On July 29, 2004, at approximately 0351 hours, testing of Suppression Chamber-to-Drywell vacuum breakers commenced in accordance with Periodic Test 0PT02.3.1, "Suppression Chamber-to-Drywell Vacuum Breaker Operability Test." At 0357 hours, it was determined that vacuum breaker 2-CAC-X18D had an open indication. Technical Specifications (TS) Limiting Condition for Operation (LCO) 3.6.1.6, "Suppression Chamber-to-Drywell Vacuum Breakers," Condition B was entered for one suppression chamber-to-drywell vacuum breaker (2-CAC-X18D) not indicating closed. Required Action B.1 of TS LCO 3.6.1.6 provides 4 hours to verify the vacuum breaker closed. Attempts to confirm the vacuum breaker closed were unsuccessful and at 0757 hours, TS LCO 3.6.1.6 Condition C was entered. Required Action C.1 is to be in Mode 3 (Hot Shutdown) in 12 hours and Required Action C.2 is to be in Mode 4 (Cold Shutdown) in 36 hours. Initiation of the plant shutdown required by TS LCO 3.6.1.6 commenced at 0942 hours. This condition is being reported in accordance with 10 CFR 50.72(b)(2)(i) as the initiation of any nuclear plant shutdown required by the plant's TS. INITIAL SAFETY SIGNIFICANCE EVALUATION The initial safety significance of this condition is considered to be minimal. The actual position of the vacuum breaker cannot be confirmed, however if one vacuum breaker was not closed, communication between the drywell and suppression chamber air space could occur, and as a result, there is a potential, for primary containment overpressurization due to this bypass leakage if a loss of coolant accident were to occur. The plant is currently proceeding to hot shutdown with all Emergency Core Cooling systems operable. CORRECTIVE ACTIONS Determine the required corrective actions after entry into the drywell following shutdown. The safety significance of the event will be reviewed when the actual condition of the vacuum breaker is known. The NRC Resident Inspector has been notified.

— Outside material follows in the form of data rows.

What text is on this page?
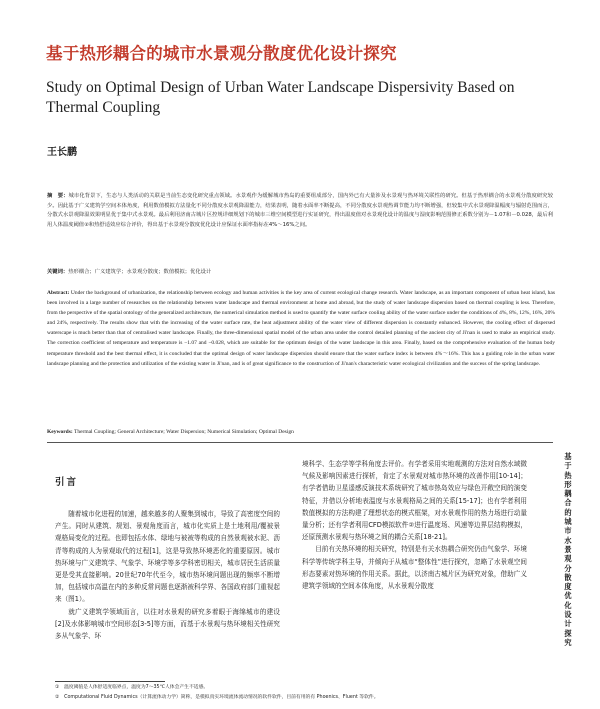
基于热形耦合的城市水景观分散度优化设计探究
Study on Optimal Design of Urban Water Landscape Dispersivity Based on Thermal Coupling
王长鹏
摘　要：城市化背景下，生态与人类活动的关联是当前生态变化研究重点领域。水景观作为缓解城市热岛的重要组成部分，国内外已有大量涉及水景观与热环境关联性的研究。但基于热形耦合的水景观分散度研究较少。因此基于广义建筑学空间本体角度，利用数值模拟方法量化不同分散度水景观降温能力，结果表明，随着水面率不断提高，不同分散度水景观热调节能力均不断增强，但较集中式水景观降温幅度与辐射范围而言，分散式水景观降温效果明显优于集中式水景观。最后利用济南古城片区控规详细规划下的城市三维空间模型进行实证研究，得出温度值对水景观化设计的温度与湿度影响范围修正系数分别为－1.07和－0.028，最后利用人体温度阈值②和热舒适效应综合评价，得出基于水景观分散度优化设计应保证水面率指标在4%～16%之间。
关键词：热形耦合；广义建筑学；水景观分散度；数值模拟；优化设计
Abstract: Under the background of urbanization, the relationship between ecology and human activities is the key area of current ecological change research. Water landscape, as an important component of urban heat island, has been involved in a large number of researches on the relationship between water landscape and thermal environment at home and abroad, but the study of water landscape dispersion based on thermal coupling is less. Therefore, from the perspective of the spatial ontology of the generalized architecture, the numerical simulation method is used to quantify the water surface cooling ability of the water surface under the conditions of 4%, 8%, 12%, 16%, 20% and 24%, respectively. The results show that with the increasing of the water surface rate, the heat adjustment ability of the water view of different dispersion is constantly enhanced. However, the cooling effect of dispersed waterscape is much better than that of centralised water landscape. Finally, the three-dimensional spatial model of the urban area under the control detailed planning of the ancient city of Ji'nan is used to make an empirical study. The correction coefficient of temperature and temperature is −1.07 and −0.028, which are suitable for the optimum design of the water landscape in this area. Finally, based on the comprehensive evaluation of the human body temperature threshold and the best thermal effect, it is concluded that the optimal design of water landscape dispersion should ensure that the water surface index is between 4%～16%. This has a guiding role in the urban water landscape planning and the protection and utilization of the existing water in Ji'nan, and is of great significance to the construction of Ji'nan's characteristic water ecological civilization and the success of the spring landscape.
Keywords: Thermal Coupling; General Architecture; Water Dispersion; Numerical Simulation; Optimal Design
引言

随着城市化进程的加速，越来越多的人聚集到城市，导致了高密度空间的产生。同时从建筑、规划、景观角度而言，城市化实质上是土地利用/覆被景观格局变化的过程。也即包括水体、绿地与被被等构成的自然景观被水泥、沥青等构成的人为景观取代的过程[1]，这是导致热环境恶化的重要原因。城市热环境与广义建筑学、气象学、环境学等多学科密切相关，城市居民生活质量更是受其直接影响。20世纪70年代至今，城市热环境问题出现的频率不断增加，包括城市高温在内的多种反常问题也逐渐被科学界、各国政府部门重视起来（图1）。

就广义建筑学领域而言，以往对水景观的研究多着眼于海绵城市的建设[2]及水体影响城市空间形态[3-5]等方面，而基于水景观与热环境相关性研究多从气象学、环

境科学、生态学等学科角度去评价。有学者采用实地观测的方法对自然水域微气候及影响因素进行探析，肯定了水景观对城市热环境的改善作用[10-14]；有学者借助卫星遥感反演技术系统研究了城市热岛效应与绿色开敞空间的演变特征，并借以分析地表温度与水景观格局之间的关系[15-17]；也有学者利用数值模拟的方法构建了理想状态的模式框架，对水景观作用的热力场进行动量量分析；还有学者利用CFD模拟软件②进行温度场、风速等边界层结构模拟，还原预测水景观与热环境之间的耦合关系[18-21]。

目前有关热环境的相关研究，特别是有关水热耦合研究仍由气象学、环境科学等传统学科主导，并倾向于从城市“整体性”进行探究，忽略了水景观空间形态要素对热环境的作用关系。据此，以济南古城片区为研究对象，借助广义建筑学领域的空间本体角度，从水景观分散度

①　温度阈值是人体舒适度临界点，温度为7～35℃人体会产生不适感。
②　Computational Fluid Dynamics（计算流体动力学）简称，是模拟真实环境流体流动情况的软件软件，目前有用的有 Phoenics、Fluent 等软件。
基于热形耦合的城市水景观分散度优化设计探究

  • * * UPDATE ON 07/29/04 @ 1654 FROM KEN CHISM TO CHAUNCEY GOULD * * *

On July 29, 2004, at 1517 hours, a manual scram was inserted to shut down the Unit 2 reactor from approximately 23 percent of rated thermal power. The reactor shutdown was implemented to meet the requirements of Technical Specification (TS) Limiting Condition for Operation (LCO) 3.6.1.6 Required Action C.1 to be in Mode 3 in 12 hours. All control rods fully inserted into the core and no ECCS actuation occurred or relief valves lifted. Following the scram, an expected reactor vessel coolant level shrink occurred causing coolant level to decrease below the Low Level 1 setpoint. This coolant level decrease resulted in a Primary Containment Isolation Valve isolation signal to Group 2 (Drywell Equipment and Floor Drain, Traversing In-core Probe, Residual Heat Removal (RHR) Discharge to Radwaste, and RHR Process Sample), Group 6 (Containment Atmosphere Control/Dilution, Containment Atmosphere Monitoring, and Post Accident Sampling System), and Group 8 (RHR Shutdown Cooling Suction and RHR Inboard Injection) isolation valves. The isolation signal closed all of the valves that were open at the time of the expected initiation. The plant is currently in mode 3 and proceeding with a normal cooldown to Mode 4. The NRC Resident Inspection was informed. Notified Reg 2 RDO (Tom Decker).